I see so many people of all different ages, doing the thumb shuffle on their smart phones. It’s depressing to look at. I felt so smug; that’s not me. I was using my smart phone so little I got rid of it! See how wonderful I am? Are you impressed with my self control? I’ve come to realise that the only reason I didn’t get so hooked on my smart phone is because I hate squinting at the small screen. I was using my iPad the same way others use their smart phones. Maybe I wasn’t taking it down the street with me because it’s not as small. It doesn’t matter. I don’t want to feel like some sort of a twisted little cyborg anymore.
I’m still connected, and always plan to be. I’m still learning to curb my internet usage. I’ll probably always need to find ways to tame the urge. Now, though, it’s different. I’m loving having to wait for the laptop to start up. I’m loving being able to tell myself, ‘it’s not worth stopping what you’re doing right now to wait for that thing to load,’ then getting on with living my life. Doing the things I thought I had to rush around to do because of my perceived lack of time.
I mentioned just the other day how I’ve started enjoying Keek. My partner and I very nearly agreed that because I finally had a use for a smart phone, maybe I should just get a cheap one?
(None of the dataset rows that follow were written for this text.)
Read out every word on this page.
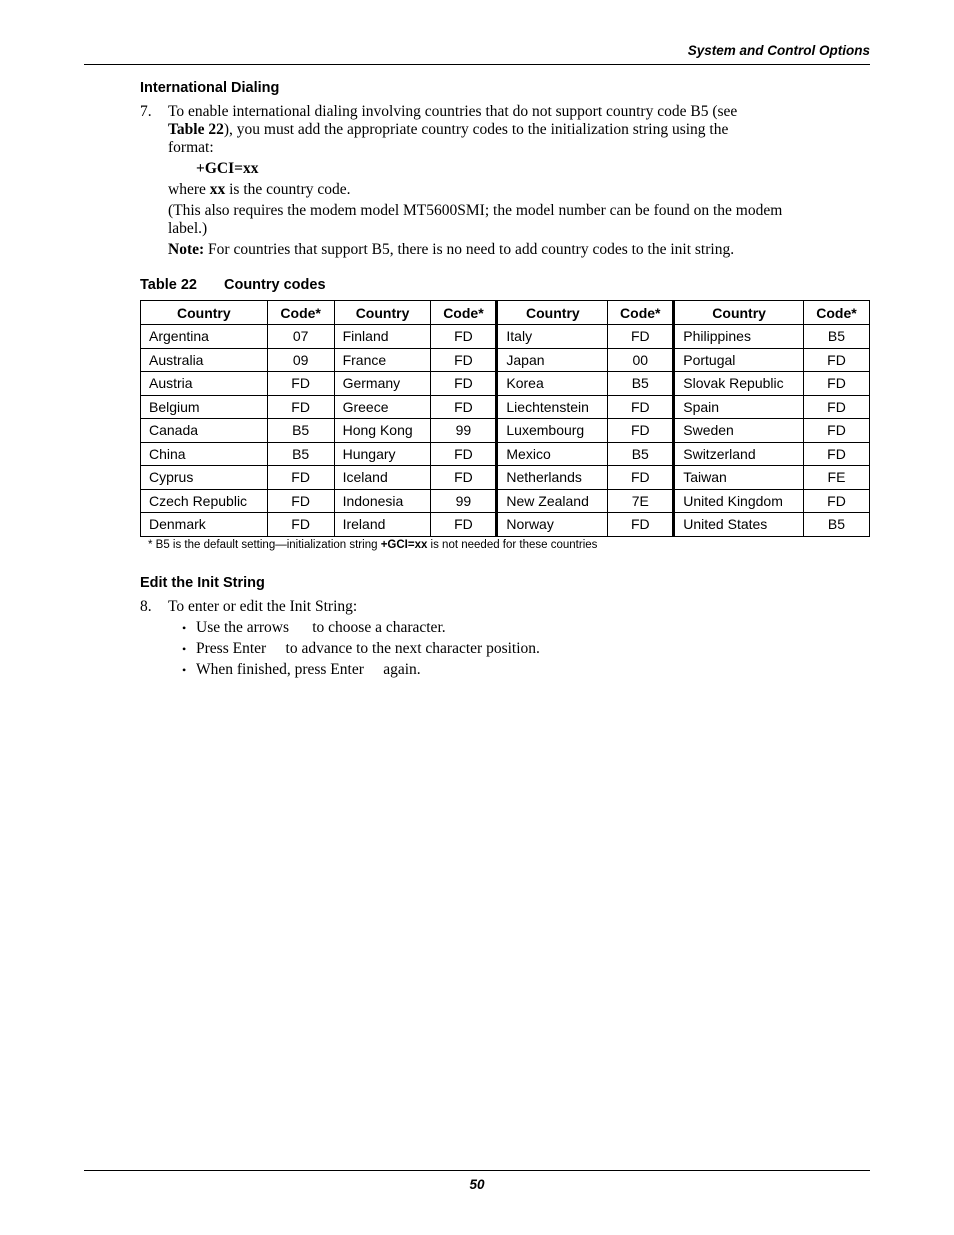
System and Control Options
International Dialing
7. To enable international dialing involving countries that do not support country code B5 (see
Table 22), you must add the appropriate country codes to the initialization string using the
format:
+GCI=xx
where xx is the country code.
(This also requires the modem model MT5600SMI; the model number can be found on the modem
label.)
Note: For countries that support B5, there is no need to add country codes to the init string.
Table 22 Country codes
Country	Code*	Country	Code*	Country	Code*	Country	Code*
Argentina	07	Finland	FD	Italy	FD	Philippines	B5
Australia	09	France	FD	Japan	00	Portugal	FD
Austria	FD	Germany	FD	Korea	B5	Slovak Republic	FD
Belgium	FD	Greece	FD	Liechtenstein	FD	Spain	FD
Canada	B5	Hong Kong	99	Luxembourg	FD	Sweden	FD
China	B5	Hungary	FD	Mexico	B5	Switzerland	FD
Cyprus	FD	Iceland	FD	Netherlands	FD	Taiwan	FE
Czech Republic	FD	Indonesia	99	New Zealand	7E	United Kingdom	FD
Denmark	FD	Ireland	FD	Norway	FD	United States	B5
* B5 is the default setting—initialization string +GCI=xx is not needed for these countries
Edit the Init String
8. To enter or edit the Init String:
• Use the arrows      to choose a character.
• Press Enter     to advance to the next character position.
• When finished, press Enter     again.
50
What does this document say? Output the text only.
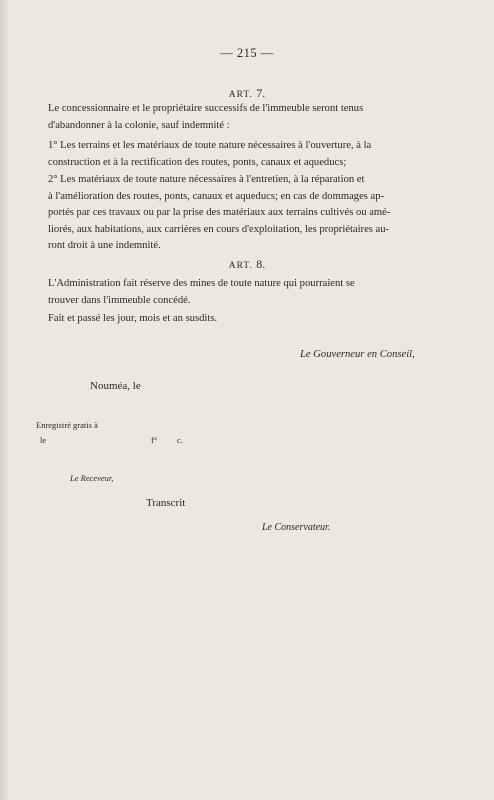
— 215 —
ART. 7.
Le concessionnaire et le propriétaire successifs de l'immeuble seront tenus
d'abandonner à la colonie, sauf indemnité :
1° Les terrains et les matériaux de toute nature nécessaires à l'ouverture, à la
construction et à la rectification des routes, ponts, canaux et aqueducs;
2° Les matériaux de toute nature nécessaires à l'entretien, à la réparation et
à l'amélioration des routes, ponts, canaux et aqueducs; en cas de dommages ap-
portés par ces travaux ou par la prise des matériaux aux terrains cultivés ou amé-
liorés, aux habitations, aux carrières en cours d'exploitation, les propriétaires au-
ront droit à une indemnité.
ART. 8.
L'Administration fait réserve des mines de toute nature qui pourraient se
trouver dans l'immeuble concédé.
Fait et passé les jour, mois et an susdits.
Le Gouverneur en Conseil,
Nouméa, le
Enregistré gratis à
le	f° c.
Le Receveur,
Transcrit
Le Conservateur.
It bugged me for a while, then I realised, my partner has a smart phone. He shares it with me anytime I ask, and I don’t ask often. Why is our first thought to go out and buy a second one?
I think I’m just so tired of the waste. My wasteful thinking, trying to shake wasteful spending habits and watching the waste go on all around me in this world. I’m just going to share my partner’s phone.
I think I’m slowly waking up. Waking up from this electronic stupor.